Additionally, a significant number of people with skin conditions say that it affects their mental health, everyday life and often leaves them feeling embarrassed.

The report said four in five agree that their appearance is important to their general well-being. One in five are unhappy with their skin and appearance in general, with almost all the people surveyed saying they would welcome more research into skin disease.

Matthew Patey, chief executive officer at the British Skin Foundation, says: “It’s clear from the results of our latest survey that skin and appearance play a huge part in our mental health and happiness. Whilst the skin is the body’s largest organ, most people underestimate its importance, dismissing skin issues as simply cosmetic.

“They wouldn’t downplay disease concerning other organs in the body so easily. At the British Skin Foundation, we are working to find cures and treatments for all types of skin disease, including skin cancer. Our survey proves that the public are keen for more research into skin problems, which means we need your support today.”

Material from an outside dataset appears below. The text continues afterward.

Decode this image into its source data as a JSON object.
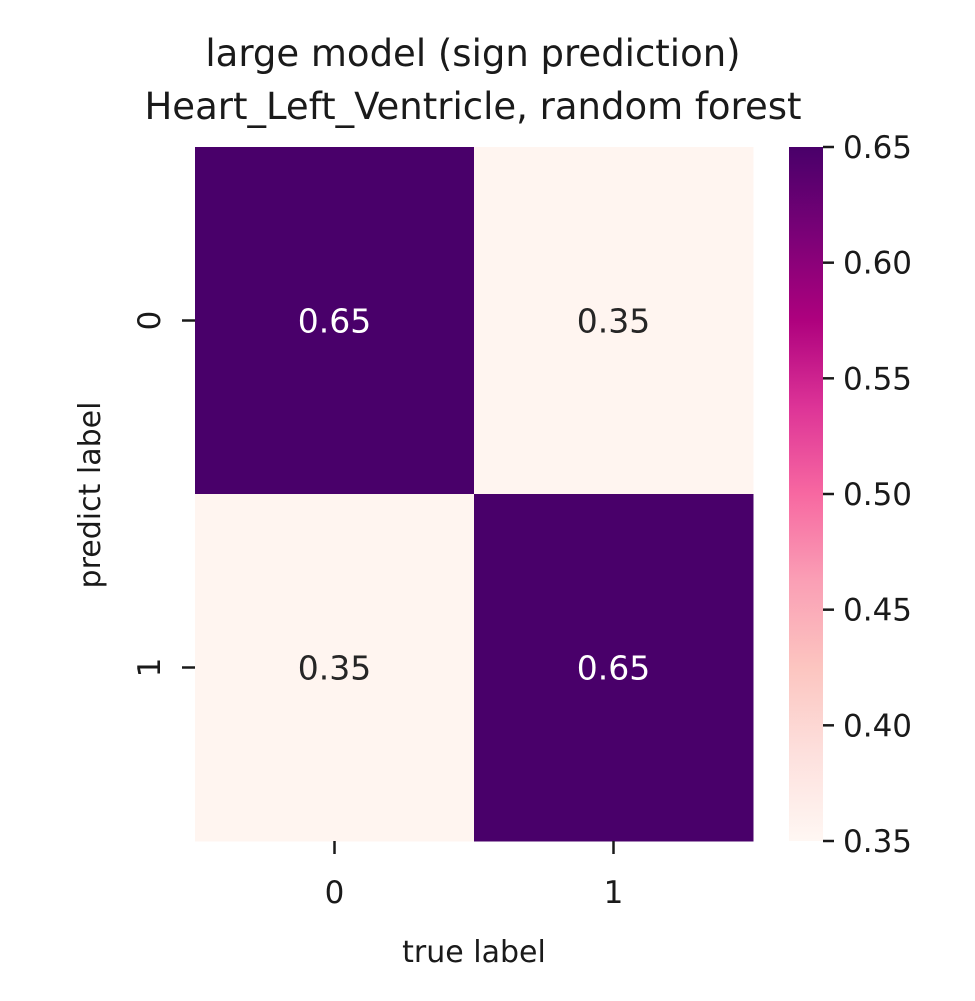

Professor Andrew Thompson, consultant clinical psychologist and British Skin Foundation spokesperson, says: “We know from a multitude of studies conducted by myself and other researchers working in this area, that skin disease is associated with higher risk of experiencing psychological distress. Whilst there may be both complicated physiological and psychosocial reasons why skin conditions are linked to feelings of anxiety and depression, the good news is that psychological treatment can help and consequently it’s important to seek help as soon as symptoms of depression or anxiety are noticed.”

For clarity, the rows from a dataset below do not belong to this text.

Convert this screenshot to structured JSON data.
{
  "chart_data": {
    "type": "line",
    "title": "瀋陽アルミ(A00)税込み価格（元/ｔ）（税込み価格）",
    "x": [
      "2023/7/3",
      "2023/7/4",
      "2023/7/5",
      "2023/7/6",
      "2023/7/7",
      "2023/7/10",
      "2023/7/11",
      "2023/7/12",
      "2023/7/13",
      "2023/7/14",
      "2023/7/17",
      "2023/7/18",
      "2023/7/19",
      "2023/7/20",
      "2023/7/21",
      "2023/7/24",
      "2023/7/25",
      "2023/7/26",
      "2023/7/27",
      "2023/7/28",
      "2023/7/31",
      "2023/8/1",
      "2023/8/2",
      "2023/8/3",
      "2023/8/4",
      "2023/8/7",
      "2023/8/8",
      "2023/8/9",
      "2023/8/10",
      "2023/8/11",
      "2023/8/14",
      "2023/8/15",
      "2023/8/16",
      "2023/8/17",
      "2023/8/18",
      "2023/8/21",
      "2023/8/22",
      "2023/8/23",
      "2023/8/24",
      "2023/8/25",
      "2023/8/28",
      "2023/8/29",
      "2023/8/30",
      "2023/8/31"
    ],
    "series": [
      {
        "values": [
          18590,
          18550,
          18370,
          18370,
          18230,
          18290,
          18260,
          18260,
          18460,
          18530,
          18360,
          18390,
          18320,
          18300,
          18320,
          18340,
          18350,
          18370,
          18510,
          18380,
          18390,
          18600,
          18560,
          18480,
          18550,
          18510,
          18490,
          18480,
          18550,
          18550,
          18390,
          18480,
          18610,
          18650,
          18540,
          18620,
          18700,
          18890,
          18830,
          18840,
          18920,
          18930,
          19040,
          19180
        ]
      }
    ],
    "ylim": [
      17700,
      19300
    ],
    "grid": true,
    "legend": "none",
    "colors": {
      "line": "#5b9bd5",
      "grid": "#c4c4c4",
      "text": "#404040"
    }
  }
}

Dr Anjali Mahto, consultant dermatologist and British Skin Foundation spokesperson agrees: “Sadly, I don’t find these statistics a shock or surprise as this data mirrors very much what many of us see in clinic. We can no longer ignore the growing links between the skin and mind; skin conditions are not simply cosmetic or beauty issues and those who are suffering need to be taken seriously. No one should have to feel alone or suffer in silence. Please consider seeking help from your GP or dermatologist if your skin is impacting your ability to live your life on a daily basis.”

The British Skin Foundation has been funding skin research for 25 years to help find cures and treatments for a wide range of conditions. Increasingly, the psychological aspects of skin disease are rightly recognised for being just as important as the physical manifestations.